The fundamental notion that lay at the heart of the economic Quiet Revolution in Quebec was that central state planning, management and control would pay off in effective delivery of vital services at affordable prices to privileged and vulnerable alike and give society an appropriate return as well. This actually succeeded, in large part, in two and possibly three sectors that are keys to Quebec’s future: hydro power, finance and (to a lesser degree) education. We followed, somewhat, the model of America’s Alexander Hamilton, who, knowing full well the benefits of free trade and private markets, nonetheless advocated a protective tariff for domestic industry, a home-grown big banking system and strong guarantees for full payment of public debt. He thereby protected the infant America from becoming –despite its battlefield victory -- an economic vassal to older, richer, England. The English would otherwise have been the default supplier of manufactured goods, and managing banker for nation-building public and private projects.
America’s wisdom was to set its markets free from government “protection” once the country grew to economic adulthood. Quebec’s aims were not dissimilar. Local economic independence required, so the Quiet Revolutionaries believed, a strong domestic economic base. We have it. We amalgamated electricity producers into a single unit, and, in order to finance social pensions, we created the multi-billion dollar Caisse Depot, an investment bank with a reasonable record of market-based success. We modernized our middle-level education system, placing what the rest of the world knows as a junior college between high school and University. We can build on the past if we are wise enough to change direction (as Post-Hamilton America did), focus on the export potential of these innovations, and give our now- grown-up economic institutions back to their true owners, the individual taxpayers of Quebec.

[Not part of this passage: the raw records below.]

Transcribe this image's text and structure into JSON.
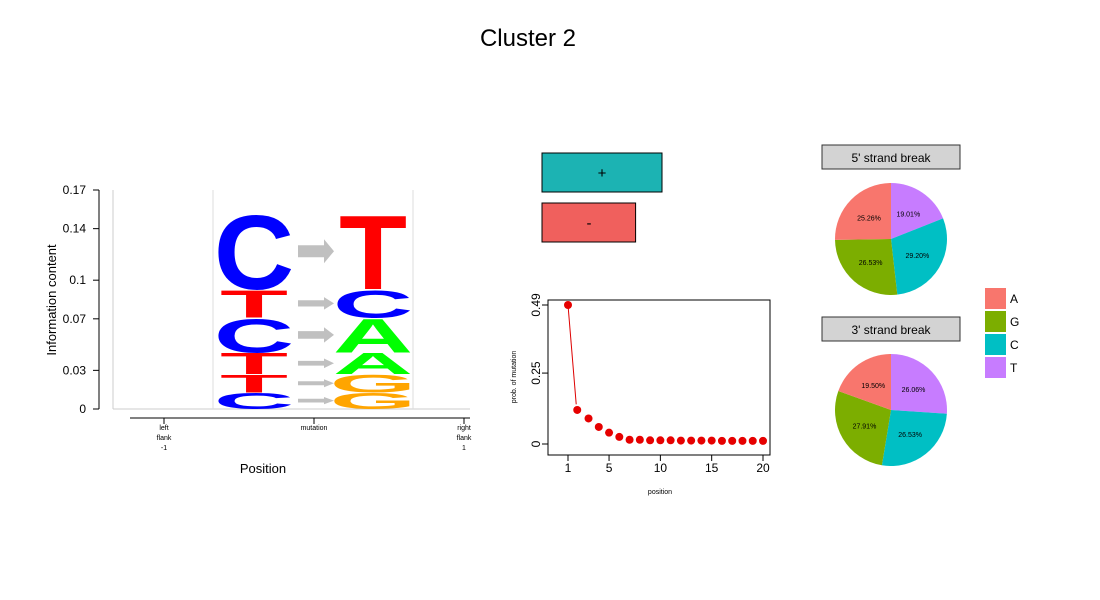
{
  "title": "Cluster 2",
  "colors": {
    "A": "#F8766D",
    "G": "#7CAE00",
    "C": "#00BFC4",
    "T": "#C77CFF",
    "strand_plus": "#1CB3B3",
    "strand_minus": "#F0605D"
  },
  "chart_data": [
    {
      "type": "sequence-logo",
      "ylabel": "Information content",
      "xlabel": "Position",
      "ylim": [
        0,
        0.17
      ],
      "yticks": [
        "0",
        "0.03",
        "0.07",
        "0.1",
        "0.14",
        "0.17"
      ],
      "xticks": [
        {
          "lines": [
            "left",
            "flank",
            "-1"
          ]
        },
        {
          "lines": [
            "mutation"
          ]
        },
        {
          "lines": [
            "right",
            "flank",
            "1"
          ]
        }
      ],
      "mutations": [
        {
          "from": "C",
          "to": "T",
          "height": 0.059
        },
        {
          "from": "T",
          "to": "C",
          "height": 0.022
        },
        {
          "from": "C",
          "to": "A",
          "height": 0.027
        },
        {
          "from": "T",
          "to": "A",
          "height": 0.017
        },
        {
          "from": "T",
          "to": "G",
          "height": 0.014
        },
        {
          "from": "C",
          "to": "G",
          "height": 0.013
        }
      ]
    },
    {
      "type": "bar",
      "categories": [
        "+",
        "-"
      ],
      "values": [
        1.0,
        0.78
      ]
    },
    {
      "type": "scatter",
      "xlabel": "position",
      "ylabel": "prob. of mutation",
      "xlim": [
        1,
        20
      ],
      "ylim": [
        0,
        0.49
      ],
      "xticks": [
        "1",
        "5",
        "10",
        "15",
        "20"
      ],
      "yticks": [
        "0",
        "0.25",
        "0.49"
      ],
      "x": [
        1,
        2,
        3,
        4,
        5,
        6,
        7,
        8,
        9,
        10,
        11,
        12,
        13,
        14,
        15,
        16,
        17,
        18,
        19,
        20
      ],
      "y": [
        0.49,
        0.12,
        0.09,
        0.06,
        0.04,
        0.025,
        0.015,
        0.015,
        0.013,
        0.013,
        0.013,
        0.012,
        0.012,
        0.012,
        0.012,
        0.011,
        0.011,
        0.011,
        0.011,
        0.011
      ]
    },
    {
      "type": "pie",
      "title": "5' strand break",
      "slices": [
        {
          "label": "T",
          "value": 19.01,
          "text": "19.01%"
        },
        {
          "label": "C",
          "value": 29.2,
          "text": "29.20%"
        },
        {
          "label": "G",
          "value": 26.53,
          "text": "26.53%"
        },
        {
          "label": "A",
          "value": 25.26,
          "text": "25.26%"
        }
      ]
    },
    {
      "type": "pie",
      "title": "3' strand break",
      "slices": [
        {
          "label": "T",
          "value": 26.06,
          "text": "26.06%"
        },
        {
          "label": "C",
          "value": 26.53,
          "text": "26.53%"
        },
        {
          "label": "G",
          "value": 27.91,
          "text": "27.91%"
        },
        {
          "label": "A",
          "value": 19.5,
          "text": "19.50%"
        }
      ]
    }
  ],
  "legend": [
    "A",
    "G",
    "C",
    "T"
  ]
}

Not so much because the Quiet Revolution’s planners foresaw it, but because of American economic growth and the shortage of secure, moderately-priced energy supplies, our exported Hydro power and other fundamental commodities go to an international seller’s market, capable of absorbing all we can give it and much more. Many sellers of basic goods – food is an example – have good, guaranteed markets, but alas for them, to sell more the price must fall so far that total earnings actually decline. So a seller of 100 dozen eggs might get two dollars a dozen, for total revenue of $200. But to sell 110 dozen, the price must fall to $1.75 per dozen, a gross revenue of just $192.50. And the extra cost of producing another 10 dozen is not yet factored in. However, our Hydo exports do not suffer this problem. We can sell into a rising or, at worst, constant price market, never fearing our extra sales will significantly reduce price or total revenue. So Hydro can and should grow much bigger and serve an international market. Our finances are already internationalized, but could be more so. We borrow (unfortunately, far too much – another topic) from the rest of the world, and we invest outside Quebec’s borders (not enough), since our seven-million person market does not offer enough diversity to protect the asset values needed to guarantee the future of our social programs or our private investment targets.
Education is, more than ever, an exportable product we can sell, if anything, at higher prices than now charged. The McGill campus is as international as is the UN’s Council Chamber. Despite, not because of, government intervention in governing and financing education, Quebec’s schools do a fine job of teaching our students’. Our Junior Colleges (and for sales maximization, let’s call them that) could grow and prosper if they were to serve an international market. Americans, in particular, are at wit’s end trying to get their kids to learn enough to compete in tomorrow’s brain market. Their middle-level education system does not serve them well – ours could be their salvation.
So the next step in Quebec’s economic revolution is to immerse these three sectors into the world market. To acquire enough capital, and to lift the dead hand of government management, they could be privatized, by giving normal ownership stock market shares – in Hydro and the Caisse particularly -- to every Quebec taxpaying household. Those entities are ours; built with our money, and grown to economic adulthood at citizen cost. There is no reason why we should not directly own and control them. The shares could be held, or sold, or inherited, just as with any stock share. Private Director’s boards would form, and direct events, just as with ordinary firms. Growth, profits and export sales would be the goals. Needed build-up money capital would accumulate naturally, given the profit potentials.
Quebec’s past has given us the opportunity to create an individualist future. It would be a new quiet revolution.